If pregnancy should occur postendometrial ablation, there are significant risks involved, including pregnancy loss, ectopic pregnancy, placental attachment issues, uterine rupture, and preterm delivery. 2 Patients undergoing ablation techniques should be aware that these procedures are not a form of birth control and should not be performed if the patient may consider a future pregnancy. 9 Contraception options need to be discussed, including permanent sterilization of the patient or her partner.
It is important to note that these conditions (hematometra, PATSS, and postablation endometriosis) may be difficult to diagnosis if imaging studies such as sonograms and magnetic resonance imaging are not performed while the patient is symptomatic. The body may reabsorb blood and fluid when not in the menstrual phase, thereby making these conditions difficult to detect with imaging. 2
Treatment Options After GEAs
Women who continue to experience problems following endometrial ablation may need further intervention. The most common patient complaints leading to reintervention are pain, bleeding, or a combination of pain and bleeding.2,11 Several studies have attempted to link predisposing risks to ablation failures. A younger age at the time of ablation seems to point to a greater chance of failure.11,12 El-Nashar et al. 12 found patients younger than 45 to be at a greater risk of procedure failure. This study also indicated that prior tubal ligation or history of dysmenorrhea prior to ablation leads to a greater chance of a poor outcome postablation. Increased reintervention in patients who had previously undergone a cesarean section was noted by Shavell et al. 11 (Table 3).
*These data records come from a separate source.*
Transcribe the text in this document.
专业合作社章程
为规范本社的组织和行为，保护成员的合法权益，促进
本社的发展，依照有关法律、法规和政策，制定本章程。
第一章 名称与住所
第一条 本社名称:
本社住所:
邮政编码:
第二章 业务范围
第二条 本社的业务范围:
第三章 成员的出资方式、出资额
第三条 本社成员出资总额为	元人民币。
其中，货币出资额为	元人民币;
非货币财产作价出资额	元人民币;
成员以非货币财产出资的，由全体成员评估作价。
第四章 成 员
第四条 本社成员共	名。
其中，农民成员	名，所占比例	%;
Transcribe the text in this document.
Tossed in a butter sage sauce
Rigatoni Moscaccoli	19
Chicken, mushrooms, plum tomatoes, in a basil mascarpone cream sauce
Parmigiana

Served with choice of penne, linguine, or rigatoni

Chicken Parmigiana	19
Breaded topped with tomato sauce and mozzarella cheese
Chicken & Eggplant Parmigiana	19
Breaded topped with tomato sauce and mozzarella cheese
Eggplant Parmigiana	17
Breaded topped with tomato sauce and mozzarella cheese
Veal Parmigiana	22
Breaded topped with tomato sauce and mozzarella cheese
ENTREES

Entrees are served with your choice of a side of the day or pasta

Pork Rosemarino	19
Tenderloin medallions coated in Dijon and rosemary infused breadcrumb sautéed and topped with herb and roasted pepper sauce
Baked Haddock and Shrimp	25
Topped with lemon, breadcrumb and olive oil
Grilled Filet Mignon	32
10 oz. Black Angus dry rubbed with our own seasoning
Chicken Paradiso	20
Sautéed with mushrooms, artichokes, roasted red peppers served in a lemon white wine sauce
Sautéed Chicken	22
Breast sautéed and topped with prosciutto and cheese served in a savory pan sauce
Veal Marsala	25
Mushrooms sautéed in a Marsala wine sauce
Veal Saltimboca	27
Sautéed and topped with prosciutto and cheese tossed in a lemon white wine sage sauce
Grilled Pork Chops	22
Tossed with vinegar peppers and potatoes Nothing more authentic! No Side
Increased Risk of Postablation Complications.
If further treatment is needed, options available would include undergoing another endometrial ablation technique or hysterectomy. Bansi-Matharu et al 3 studied 114 910 women following endometrial ablation and found that 3 times as many women undergo a hysterectomy as opposed to a second ablation procedure. In another study of 1169 women by Shavell et al., 11 13.4% reported undergoing a hysterectomy following an ablation procedure. Of the women undergoing hysterectomy, 60% occurred in the first 2 years postendometrial ablation, with 80% occurring within 3 years postprocedure. 11
Conclusion
Sonographers should be aware of a possible link between ablation and associated complications with resulting hysterectomy. For unknown reasons, the patients presented within this article were not notified of the risks specifically associated with endometrial ablations prior to the procedures being performed. An analysis of previous research and case studies should be conducted and consideration given to the inclusion of hysterectomy on the list of risks to the ablation procedure.
Footnotes
Declaration of Conflicting Interests
The authors declared no potential conflicts of interest with respect to the research, authorship, and/or publication of this article.
Funding
The authors received no financial support for the research, authorship, and/or publication of this article.